Platform: Jetson AGX Orin 64GB | JetPack 6.2.2 | CUDA 12.6 | MAXN mode | All results roundtrip verified. Canonical source: hammerio.dev/benchmark.

8,537 MB/s
GPU decompress (in-memory peak)
4,258 MB/s
GPU decompress (10GB roundtrip)
4.3x
In-memory decompress vs CPU zstd-1
5.8x
Roundtrip decompress vs CPU zstd-1

In-Memory Performance (Raw Throughput)

Compression and decompression of payloads held entirely in unified memory — no disk I/O in the critical path.

Method Processor Compress Decompress Integrity
nvCOMP LZ4 GPU 705 MB/s 8,537 MB/s PASS
nvCOMP Snappy GPU 1,615 MB/s 5,756 MB/s PASS
zstd-1 CPU 1,747 MB/s 2,001 MB/s PASS

Roundtrip Results (10 GB with Disk I/O)

End-to-end measurements including disk read, compress, write, read, decompress. Represents operational throughput for field-node recovery and audit-trail access.
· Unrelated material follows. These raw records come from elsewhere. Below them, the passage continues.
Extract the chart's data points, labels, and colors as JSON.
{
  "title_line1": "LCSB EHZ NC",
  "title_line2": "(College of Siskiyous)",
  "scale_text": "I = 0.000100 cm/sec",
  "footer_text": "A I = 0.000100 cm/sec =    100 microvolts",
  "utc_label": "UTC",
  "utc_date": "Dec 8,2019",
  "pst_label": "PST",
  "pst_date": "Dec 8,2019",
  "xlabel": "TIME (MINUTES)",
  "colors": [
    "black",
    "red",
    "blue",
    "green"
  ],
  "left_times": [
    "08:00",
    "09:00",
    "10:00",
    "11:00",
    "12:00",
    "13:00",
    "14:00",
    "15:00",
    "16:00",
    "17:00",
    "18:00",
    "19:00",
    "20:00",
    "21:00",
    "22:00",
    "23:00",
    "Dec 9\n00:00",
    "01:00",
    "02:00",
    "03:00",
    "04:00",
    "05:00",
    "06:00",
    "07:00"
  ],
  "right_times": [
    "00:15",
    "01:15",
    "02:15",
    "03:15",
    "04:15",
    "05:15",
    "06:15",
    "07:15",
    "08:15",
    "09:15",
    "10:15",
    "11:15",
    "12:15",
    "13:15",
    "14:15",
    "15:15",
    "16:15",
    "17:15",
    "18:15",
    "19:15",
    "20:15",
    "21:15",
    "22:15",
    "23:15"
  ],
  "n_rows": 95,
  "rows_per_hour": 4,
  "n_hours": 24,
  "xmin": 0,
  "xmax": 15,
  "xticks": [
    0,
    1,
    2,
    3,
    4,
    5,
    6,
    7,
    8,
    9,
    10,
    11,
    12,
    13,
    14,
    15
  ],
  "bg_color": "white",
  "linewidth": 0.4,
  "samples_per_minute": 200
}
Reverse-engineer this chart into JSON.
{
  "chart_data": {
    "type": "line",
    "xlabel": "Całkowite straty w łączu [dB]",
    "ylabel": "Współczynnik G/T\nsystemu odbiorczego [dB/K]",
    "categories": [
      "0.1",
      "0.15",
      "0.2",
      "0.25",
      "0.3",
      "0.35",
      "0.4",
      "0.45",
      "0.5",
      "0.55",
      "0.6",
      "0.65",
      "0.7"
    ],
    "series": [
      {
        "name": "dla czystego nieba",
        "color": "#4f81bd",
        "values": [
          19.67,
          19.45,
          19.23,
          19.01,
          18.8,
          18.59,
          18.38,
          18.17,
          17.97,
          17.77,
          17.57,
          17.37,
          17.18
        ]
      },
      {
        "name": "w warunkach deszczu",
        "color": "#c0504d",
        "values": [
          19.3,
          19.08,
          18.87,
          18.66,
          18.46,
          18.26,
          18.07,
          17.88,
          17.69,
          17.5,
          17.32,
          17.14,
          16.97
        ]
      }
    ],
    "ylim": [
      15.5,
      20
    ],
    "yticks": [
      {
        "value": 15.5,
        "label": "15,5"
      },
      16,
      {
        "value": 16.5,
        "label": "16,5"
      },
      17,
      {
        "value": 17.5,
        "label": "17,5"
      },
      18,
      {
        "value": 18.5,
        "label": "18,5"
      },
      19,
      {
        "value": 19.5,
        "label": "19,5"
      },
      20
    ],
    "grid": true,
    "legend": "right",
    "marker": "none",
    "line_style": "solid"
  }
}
Method Processor Compress Decompress Ratio Integrity
nvCOMP LZ4 GPU 517 MB/s 4,258 MB/s 1.98x PASS
zstd-1 CPU 1,094 MB/s 733 MB/s 2.00x PASS
zstd-3 CPU 1,014 MB/s 741 MB/s 2.00x PASS

Real-World Compression

Actual project backup compressing mixed source files (Python, HTML, config, JSON). Validates ratios on real data vs. synthetic payloads.

Engine Source Ratio Integrity
zstd Project backup (Python, HTML, config) 5.09x PASS

Analysis

GPU Decompression Advantage

GPU nvCOMP LZ4 decompresses at 8,537 MB/s in-memory — 4.3x faster than CPU zstd-1 (2,001 MB/s). At 10 GB roundtrip with disk I/O, the advantage grows to 5.8x.

GPU Crossover Point

Below ~10 MB, kernel launch overhead dominates and CPU compression is faster. HammerIO's smart routing sends small payloads to CPU automatically.

Real-World Ratios

Synthetic LZ4 shows 1.98x on uniform test data. Real project source (Python, HTML, configs) compresses at 5.09x with zstd. ML datasets and log files typically land at 1.8x–2.5x.

Data Integrity

All engines pass SHA-256 roundtrip verification. Zero data loss across LZ4, Snappy, and zstd levels 1–9.

Canonical benchmark data published at hammerio.dev/benchmark. Synthetic benchmarks use uniform test payloads; real-world benchmark on actual project source files. All throughput includes memory transfer overhead. Integrity verified via SHA-256 roundtrip comparison.